The same listing, say Bitcoin quoted in USD, resolves to BTC-USD for Yahoo, BINANCE:BTCUSD for Finnhub, and BTC/USD for Alpaca. The canonical identity stays the same. Only the final rendered symbol changes per provider.

Why Inbound Data Doesn't Need Reverse Mapping

The key insight is that the original canonical context is preserved throughout the request and response cycle. When Studio sends a request for 601988.ss to Yahoo Finance, it already knows this is listing TG_LSTG_XXXX with base 601988 on the Shanghai market. The response data, price bars, volume, and timestamps, are associated back to the canonical listing directly. There's no need to parse 601988.ss and reverse-engineer which listing it belongs to.

This means adding a new data provider requires zero changes to TradingGoose Market. You define a new set of rules and exchange code mappings in your client, and the canonical identity layer stays untouched.

What TradingGoose Market Is Now

TradingGoose Market is a self-hostable, open market reference data platform that acts as a single source of truth for listing identity, exchange metadata, market groupings, and trading hours. Clients like TradingGoose Studio resolve canonical records through its API, then apply provider-specific symbol formatting rules at the edge.

It manages listings, exchanges, markets, cryptocurrencies, currencies, countries, cities, time zones, blockchain networks, and trading hours through both an admin dashboard and a versioned public API.

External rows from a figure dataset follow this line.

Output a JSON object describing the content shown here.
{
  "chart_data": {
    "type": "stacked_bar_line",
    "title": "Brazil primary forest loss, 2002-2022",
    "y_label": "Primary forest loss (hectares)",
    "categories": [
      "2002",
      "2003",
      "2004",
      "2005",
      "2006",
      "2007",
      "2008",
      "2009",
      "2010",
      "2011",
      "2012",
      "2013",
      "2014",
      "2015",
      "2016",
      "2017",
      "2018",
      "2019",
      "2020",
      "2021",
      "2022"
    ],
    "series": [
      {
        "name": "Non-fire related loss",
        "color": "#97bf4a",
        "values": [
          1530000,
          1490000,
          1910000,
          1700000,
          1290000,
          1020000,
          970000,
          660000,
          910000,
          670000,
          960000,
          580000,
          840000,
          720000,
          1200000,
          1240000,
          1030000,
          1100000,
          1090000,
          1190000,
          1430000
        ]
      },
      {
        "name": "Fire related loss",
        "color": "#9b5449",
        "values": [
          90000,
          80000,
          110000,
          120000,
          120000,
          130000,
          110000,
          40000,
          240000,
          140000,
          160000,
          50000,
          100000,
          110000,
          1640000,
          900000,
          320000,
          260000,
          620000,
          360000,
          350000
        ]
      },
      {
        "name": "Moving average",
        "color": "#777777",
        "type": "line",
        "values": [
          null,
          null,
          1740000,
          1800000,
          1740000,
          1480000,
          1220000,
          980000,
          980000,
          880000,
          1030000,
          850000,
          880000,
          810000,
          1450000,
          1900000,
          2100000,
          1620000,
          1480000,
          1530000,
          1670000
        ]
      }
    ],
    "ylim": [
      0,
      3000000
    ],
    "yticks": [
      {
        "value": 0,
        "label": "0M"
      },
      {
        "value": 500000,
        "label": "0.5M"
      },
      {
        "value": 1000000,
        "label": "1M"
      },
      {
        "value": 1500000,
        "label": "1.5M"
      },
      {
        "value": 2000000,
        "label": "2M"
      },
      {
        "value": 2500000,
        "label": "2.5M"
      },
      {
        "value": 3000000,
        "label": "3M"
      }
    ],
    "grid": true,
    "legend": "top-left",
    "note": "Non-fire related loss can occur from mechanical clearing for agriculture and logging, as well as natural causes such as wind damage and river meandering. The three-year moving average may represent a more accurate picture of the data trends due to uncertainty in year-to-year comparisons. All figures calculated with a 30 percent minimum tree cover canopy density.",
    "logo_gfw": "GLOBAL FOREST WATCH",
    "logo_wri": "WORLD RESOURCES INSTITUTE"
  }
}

The listings table in TradingGoose Market — browsing stocks across US and international markets with icons, asset class, country, quote currency, and market assignments

The tech stack is deliberately simple: Next.js on Bun, PostgreSQL with Drizzle ORM, Better Auth for sessions and HMAC-signed API keys, and shadcn/ui for the admin interface. One deployable unit, one database, minimal operational overhead.

Beyond Ticker Identity: Trading Hours, Holidays, and Early Closes

Once we had a relational system linking listings to markets, countries, cities, and time zones, we realized it could manage more than just ticker identity. Trading hours are a natural extension. They're tied to the same market entity, and every trading application eventually needs to know when a market is open.

TradingGoose Market stores trading hours as structured data: regular sessions by day of week, holiday closures, and early close dates with their shortened hours. The admin UI provides a visual weekly calendar where you can drag and configure sessions for each market, scoped by country, asset class, or even individual listing when needed.

Editing market hours in TradingGoose Market — regular sessions shown as a visual weekly calendar, with holidays and early closes managed alongside

This is another area where the market-level grouping pays off. Instead of maintaining separate trading hour records for every segment MIC under NYSE, you configure it once for the market and let the API resolve the most specific match, whether that means a listing-specific schedule, an asset-class override, or the market default.

For teams and individuals building trading applications that connect to multiple data sources, TradingGoose Market removes the need to reinvent ticker identity inside every connector. You curate canonical records once in Market, define provider-specific mapping rules in clients like TradingGoose Studio, and keep the rest of the stack speaking the same language.